Part of why I write is because I think words are important. They are similar to songs in that the right one in the right place at the right time can absolutely change your life. Words are not meaningless or forgettable, no matter what Depeche Mode might claim.
By Jaime Lees
I was writing a preview for Elton John's latest tour. And while I was doing research, I was reminded of a word that makes me absolutely crazy.
I swear, in nearly every single article I read about Elton John, the writer calls him "flamboyant." Clearly, the dude is flamboyant. In fact, he might be the flamboyant-est. But to call him flamboyant (especially when that word is put into quotes) usually reads less like an accurate description of his stage show and more like a "wink-wink" comment on his sexuality.
Maybe you think I'm exaggerating, but I'll be damned if I can find more than a few articles (ever) about Elton John that don't use that word. A Google search of "Elton John" + "flamboyant" turns out almost 1 million results -- and that just reflects the items searchable since the Internet became a thing.

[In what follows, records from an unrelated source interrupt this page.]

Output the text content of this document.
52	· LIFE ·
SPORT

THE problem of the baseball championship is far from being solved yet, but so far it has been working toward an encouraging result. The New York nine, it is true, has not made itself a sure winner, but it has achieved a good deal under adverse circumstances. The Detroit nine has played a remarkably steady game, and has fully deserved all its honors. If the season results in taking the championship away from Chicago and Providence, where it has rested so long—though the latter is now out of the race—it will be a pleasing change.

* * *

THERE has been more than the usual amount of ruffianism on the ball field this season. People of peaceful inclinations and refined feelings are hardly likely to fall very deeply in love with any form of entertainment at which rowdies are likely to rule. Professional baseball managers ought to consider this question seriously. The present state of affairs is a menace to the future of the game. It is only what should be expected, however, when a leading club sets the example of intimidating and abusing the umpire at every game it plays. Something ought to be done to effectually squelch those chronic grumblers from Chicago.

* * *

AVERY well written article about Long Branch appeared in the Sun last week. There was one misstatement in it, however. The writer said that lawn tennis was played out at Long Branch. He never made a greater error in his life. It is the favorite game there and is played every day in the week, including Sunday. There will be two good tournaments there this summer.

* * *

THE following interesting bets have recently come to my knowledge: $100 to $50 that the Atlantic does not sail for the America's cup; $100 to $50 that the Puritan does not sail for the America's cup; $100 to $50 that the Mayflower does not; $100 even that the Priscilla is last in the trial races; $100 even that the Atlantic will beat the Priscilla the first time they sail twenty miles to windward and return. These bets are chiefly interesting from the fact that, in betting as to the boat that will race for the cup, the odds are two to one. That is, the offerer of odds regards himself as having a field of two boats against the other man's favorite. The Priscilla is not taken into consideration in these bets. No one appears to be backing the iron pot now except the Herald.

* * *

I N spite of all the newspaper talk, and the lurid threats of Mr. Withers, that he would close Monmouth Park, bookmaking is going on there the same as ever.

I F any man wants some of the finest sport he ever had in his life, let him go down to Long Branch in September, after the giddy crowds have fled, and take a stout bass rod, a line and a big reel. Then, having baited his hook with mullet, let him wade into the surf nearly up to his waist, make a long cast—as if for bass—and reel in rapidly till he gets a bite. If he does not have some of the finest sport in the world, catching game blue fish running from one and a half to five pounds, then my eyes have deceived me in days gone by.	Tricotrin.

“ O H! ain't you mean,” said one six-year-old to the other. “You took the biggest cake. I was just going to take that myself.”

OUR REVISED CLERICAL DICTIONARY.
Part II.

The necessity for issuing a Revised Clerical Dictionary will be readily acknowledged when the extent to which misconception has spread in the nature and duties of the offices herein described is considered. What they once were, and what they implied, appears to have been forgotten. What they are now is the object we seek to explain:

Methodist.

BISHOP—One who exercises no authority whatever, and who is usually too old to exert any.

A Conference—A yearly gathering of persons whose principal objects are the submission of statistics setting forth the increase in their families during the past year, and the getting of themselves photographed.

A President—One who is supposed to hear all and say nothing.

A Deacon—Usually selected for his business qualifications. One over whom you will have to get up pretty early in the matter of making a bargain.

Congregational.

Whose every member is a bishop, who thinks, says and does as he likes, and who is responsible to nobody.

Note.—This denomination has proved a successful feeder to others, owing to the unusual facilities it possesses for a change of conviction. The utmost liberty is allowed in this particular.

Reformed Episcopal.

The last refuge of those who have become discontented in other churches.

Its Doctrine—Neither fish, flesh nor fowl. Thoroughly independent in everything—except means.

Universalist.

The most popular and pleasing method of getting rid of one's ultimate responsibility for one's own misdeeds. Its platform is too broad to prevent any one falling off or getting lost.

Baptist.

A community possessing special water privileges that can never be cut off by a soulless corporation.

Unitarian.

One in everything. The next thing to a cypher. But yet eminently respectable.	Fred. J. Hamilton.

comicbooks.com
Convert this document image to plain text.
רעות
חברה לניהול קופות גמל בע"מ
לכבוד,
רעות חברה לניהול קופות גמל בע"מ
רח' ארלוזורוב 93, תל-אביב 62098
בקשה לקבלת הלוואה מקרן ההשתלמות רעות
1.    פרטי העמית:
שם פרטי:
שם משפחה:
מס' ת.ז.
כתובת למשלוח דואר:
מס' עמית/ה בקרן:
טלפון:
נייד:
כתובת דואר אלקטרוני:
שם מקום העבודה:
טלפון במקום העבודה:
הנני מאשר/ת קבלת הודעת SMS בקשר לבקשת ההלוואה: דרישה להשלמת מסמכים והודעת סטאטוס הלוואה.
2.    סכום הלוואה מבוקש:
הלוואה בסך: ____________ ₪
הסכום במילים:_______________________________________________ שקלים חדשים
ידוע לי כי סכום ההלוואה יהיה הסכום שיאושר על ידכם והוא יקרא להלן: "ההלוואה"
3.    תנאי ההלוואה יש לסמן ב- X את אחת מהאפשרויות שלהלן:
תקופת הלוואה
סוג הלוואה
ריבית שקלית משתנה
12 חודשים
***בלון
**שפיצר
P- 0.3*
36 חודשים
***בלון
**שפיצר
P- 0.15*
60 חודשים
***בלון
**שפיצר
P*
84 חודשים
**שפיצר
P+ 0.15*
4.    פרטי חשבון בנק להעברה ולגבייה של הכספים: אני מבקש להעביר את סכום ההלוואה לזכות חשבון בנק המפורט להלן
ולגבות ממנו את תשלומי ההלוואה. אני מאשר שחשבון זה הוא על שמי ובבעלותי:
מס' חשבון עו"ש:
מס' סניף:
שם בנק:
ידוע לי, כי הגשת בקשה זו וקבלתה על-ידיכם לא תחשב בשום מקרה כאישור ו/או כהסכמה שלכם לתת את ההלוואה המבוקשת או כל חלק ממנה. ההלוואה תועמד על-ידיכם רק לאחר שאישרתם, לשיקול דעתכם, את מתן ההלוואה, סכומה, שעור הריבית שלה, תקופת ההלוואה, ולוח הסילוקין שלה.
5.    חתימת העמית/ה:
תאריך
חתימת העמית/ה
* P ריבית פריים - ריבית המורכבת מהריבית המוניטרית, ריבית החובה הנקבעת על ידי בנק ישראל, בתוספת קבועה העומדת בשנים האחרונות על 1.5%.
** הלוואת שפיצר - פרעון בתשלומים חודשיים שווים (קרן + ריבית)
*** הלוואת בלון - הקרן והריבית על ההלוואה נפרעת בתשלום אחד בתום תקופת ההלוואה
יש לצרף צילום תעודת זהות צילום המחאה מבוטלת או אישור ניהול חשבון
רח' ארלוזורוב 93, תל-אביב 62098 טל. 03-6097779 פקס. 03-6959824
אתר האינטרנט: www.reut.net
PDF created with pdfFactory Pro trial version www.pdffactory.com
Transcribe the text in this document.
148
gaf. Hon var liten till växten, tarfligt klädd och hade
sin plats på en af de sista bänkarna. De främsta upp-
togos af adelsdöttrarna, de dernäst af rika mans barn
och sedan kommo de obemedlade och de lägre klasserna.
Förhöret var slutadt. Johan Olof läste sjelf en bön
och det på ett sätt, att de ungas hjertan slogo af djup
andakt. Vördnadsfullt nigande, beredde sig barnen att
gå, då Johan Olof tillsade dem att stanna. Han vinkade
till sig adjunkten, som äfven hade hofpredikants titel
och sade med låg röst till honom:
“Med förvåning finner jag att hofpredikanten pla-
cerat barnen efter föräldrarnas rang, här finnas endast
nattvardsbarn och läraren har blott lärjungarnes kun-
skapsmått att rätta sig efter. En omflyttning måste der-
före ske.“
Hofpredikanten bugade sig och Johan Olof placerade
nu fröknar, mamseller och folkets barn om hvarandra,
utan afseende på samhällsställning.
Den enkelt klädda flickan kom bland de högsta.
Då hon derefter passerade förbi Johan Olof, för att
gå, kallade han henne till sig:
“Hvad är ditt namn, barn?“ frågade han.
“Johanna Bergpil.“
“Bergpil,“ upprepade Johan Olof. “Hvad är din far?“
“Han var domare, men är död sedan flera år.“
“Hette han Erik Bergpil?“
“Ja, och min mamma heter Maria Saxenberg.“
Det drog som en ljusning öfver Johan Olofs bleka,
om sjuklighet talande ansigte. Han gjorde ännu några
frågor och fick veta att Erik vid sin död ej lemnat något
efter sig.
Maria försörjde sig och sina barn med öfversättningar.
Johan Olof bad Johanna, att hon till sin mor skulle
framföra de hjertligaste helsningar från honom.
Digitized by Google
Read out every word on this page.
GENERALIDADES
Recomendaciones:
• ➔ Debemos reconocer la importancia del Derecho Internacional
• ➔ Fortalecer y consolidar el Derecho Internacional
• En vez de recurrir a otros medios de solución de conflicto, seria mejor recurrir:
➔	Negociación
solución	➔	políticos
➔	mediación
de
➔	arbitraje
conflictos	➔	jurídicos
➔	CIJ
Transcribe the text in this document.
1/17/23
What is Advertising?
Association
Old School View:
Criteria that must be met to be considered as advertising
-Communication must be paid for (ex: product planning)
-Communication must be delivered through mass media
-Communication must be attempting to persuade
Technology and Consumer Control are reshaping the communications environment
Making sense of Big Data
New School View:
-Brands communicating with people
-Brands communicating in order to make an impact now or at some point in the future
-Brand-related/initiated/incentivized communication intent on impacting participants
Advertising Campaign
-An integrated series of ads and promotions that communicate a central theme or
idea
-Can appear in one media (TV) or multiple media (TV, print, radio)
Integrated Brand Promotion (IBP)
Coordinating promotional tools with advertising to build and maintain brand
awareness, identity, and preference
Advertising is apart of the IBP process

He had a career, and an untold amount of press, for 20 to 30 years prior to regular Web documentation.
Because it is applied almost exclusively to homosexuals, "flamboyant" is one of those words that rides the line of being offensive. Like many other words in this complicated language, it carries a subtle meaning far deeper than its dictionary definition. How much weight a word carries usually depends on the context. And in the context of Elton John or any other homosexual, "flamboyant" is a dangerous word. It's a literary limp wrist.
When articles say that he is flamboyant (or "fierce" or "fabulous"), it frequently comes across as cheap writer shorthand for "I did mention that this guy is a queer, right?" Though he is, proudly, all of these things, these words subtly perpetuate stereotypes and it both bores and angers me to constantly see them in print.
Normally, I'm not really down for too much political correctness. (I'll choose humor over good taste any day, trust that.) But the fight for gay acceptance and equal rights is ongoing and important -- and I think it's something that we should all be supporting. But if you want to outright call Elton John a faggot, that's fine with me. Do it. Then I'll know that you're a hateful ass and that I shouldn't value any of your writing or opinions. But don't hide your discriminatory bullshit behind barely concealed innuendo.